Si l'appel n'aboutit pas, la famille pourrait se pourvoir en cassation. La réponse de la chambre d'instruction de la cour d'appel devrait tomber d'ici fin 2013.

Voyez le reportage d'Anouchka Flieller et Olivier Denoun :


L'historique de l'affaire Jon Anza
18 avril 2009 : Jon Anza est vu pour la dernière fois vivant en gare de Bayonne
29 avril 2009 : Jon Anza est retrouvé inconscient boulevard de Strasbourg à Toulouse. Non identifié il est accueilli à Purpan.
30 avril 2009 : Un signalement est fait aux services de police par l’hôpital
04 mai 2009 : Un second signalement est effectué auprès du procureur de la république
07 mai 2009 : Autre signalement à auprès de l’office central chargé des disparitions inquiétantes. L’existence du billet Bayonne/ Toulouse est mentionnée.
11 mai 2009 : Jon Anza décède et son corps est entreposé à la morgue de Purpan
15 mai 2009 : La famille de Jon Anza saisie la police judiciaire française suite à la disparition de Jon Anza. Le parquet de Bayonne prend l’affaire en charge.
16 mai 2009 : Sa disparition est rendue publique par sa compagne
18 mai 2009 Communiqué de l’ETA expliquant que Jon Anza fait partie de son organisation, qu’il était porteur d’une grosse somme d’argent et qu’il n’est jamais arrivé à son lieu de rendez-vous.
20 mai 2009 : 4 gardes civils espagnols qui se trouvaient à Toulouse quittent précipitamment leur chambre de l’hôtel Adagio. Ils ont oublié deux armes de service sur place. L’affaire sera révélé par « El Mundo » le 15 mars 2010
L’hôpital Purpan est interrogé sur la possible présence de Jon Anza dans ses murs. Pas de traces
02 octobre 2009 : Le journal Basque Gara écrit que Jon Anza a été intercepté en France par une équipe de la police espagnole qui l’a interrogé. Il serait mort durant l’interrogatoire.

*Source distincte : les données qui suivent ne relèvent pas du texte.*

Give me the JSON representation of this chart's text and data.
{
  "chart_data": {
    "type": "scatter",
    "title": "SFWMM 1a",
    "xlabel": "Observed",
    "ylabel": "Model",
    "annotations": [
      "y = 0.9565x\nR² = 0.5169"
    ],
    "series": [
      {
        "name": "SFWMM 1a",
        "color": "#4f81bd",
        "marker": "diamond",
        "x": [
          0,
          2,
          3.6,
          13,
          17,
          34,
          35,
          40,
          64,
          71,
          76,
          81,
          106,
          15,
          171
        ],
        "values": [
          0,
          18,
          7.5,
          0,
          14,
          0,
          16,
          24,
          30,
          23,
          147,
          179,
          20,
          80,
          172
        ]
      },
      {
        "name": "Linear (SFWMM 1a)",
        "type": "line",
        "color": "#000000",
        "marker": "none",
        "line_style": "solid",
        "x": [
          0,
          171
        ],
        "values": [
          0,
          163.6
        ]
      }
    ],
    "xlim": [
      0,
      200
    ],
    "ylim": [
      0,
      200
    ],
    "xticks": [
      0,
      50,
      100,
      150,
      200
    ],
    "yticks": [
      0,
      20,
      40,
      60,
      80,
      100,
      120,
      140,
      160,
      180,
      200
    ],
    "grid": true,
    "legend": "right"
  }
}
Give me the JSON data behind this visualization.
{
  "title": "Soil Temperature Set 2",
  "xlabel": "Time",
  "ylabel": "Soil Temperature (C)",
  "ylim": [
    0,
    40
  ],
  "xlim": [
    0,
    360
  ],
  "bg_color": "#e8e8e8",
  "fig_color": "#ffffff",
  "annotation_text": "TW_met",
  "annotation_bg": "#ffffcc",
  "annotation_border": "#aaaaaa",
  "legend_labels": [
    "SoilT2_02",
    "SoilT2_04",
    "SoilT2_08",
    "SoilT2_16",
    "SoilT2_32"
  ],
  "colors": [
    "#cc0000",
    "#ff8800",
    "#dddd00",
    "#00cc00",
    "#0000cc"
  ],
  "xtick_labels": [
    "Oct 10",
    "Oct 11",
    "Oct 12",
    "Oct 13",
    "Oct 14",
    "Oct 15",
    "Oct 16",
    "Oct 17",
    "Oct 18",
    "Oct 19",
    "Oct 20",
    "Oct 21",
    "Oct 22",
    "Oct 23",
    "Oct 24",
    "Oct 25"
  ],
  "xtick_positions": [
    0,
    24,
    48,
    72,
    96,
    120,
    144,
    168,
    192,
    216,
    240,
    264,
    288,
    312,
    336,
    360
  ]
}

Début février 2010 : Un juge d’instruction est saisi en Espagne
17 février 2010 : Le parquet de Bayonne est officiellement prévenu de la disparition des armes des gardes civils
11 mars 2010 : Le corps de Jon Anza est enfin identifié.
15 mars 2010 : Autopsie du corps de Jon Anza
« El Mundo » révèle le départ précipité des gardes civils espagnols le 18 mai 2009
18 mars 2010 : Le dossier est transféré du parquet de Bayonne à celui de Toulouse où le corps a été retrouvé.
23 juillet 2010 : Le corps de Jon Anza est rendu à sa famille à Ciboure
02 novembre 2011 : Sa famille et de nombreuses associations se réunissent pour demander que toute la lumière soit faite. Une manifestation réunissant plusieurs dizaines de personnes sous le drapeau basque a lieu à Ciboure .
avril 2012 : Le collectif Jon Anza réclame une enquête parlementaire.
30 mai 2012 : Deux mois après l'ouverture de l'enquête a Toulouse, la famille de Jon Anza est reçue à Toulouse par la juge d’instruction en charge de l’affaire, Myriam Viargues. La magistrate devrait communiquer à la famille l’état d’avancée de l’enquête. Ce sera la première fois depuis trois ans qu’un membre de l’institution judiciaire reçoit la famille pour faire le point sur une enquête qui jusque-là semblait au point mort.
28 juin 2013 : La juge d'instruction toulousaine s'est prononcée à la fin juin pour le classement sans suite de l'enquête sur les circonstances mystérieuses de la mort du militant de l'ETA Jon Anza.
17 juillet 2013 : Conférence de presse de la famille de Jon Anza en compagnie des avocats au siège de Toulouse de la ligue des Droits de l’Homme.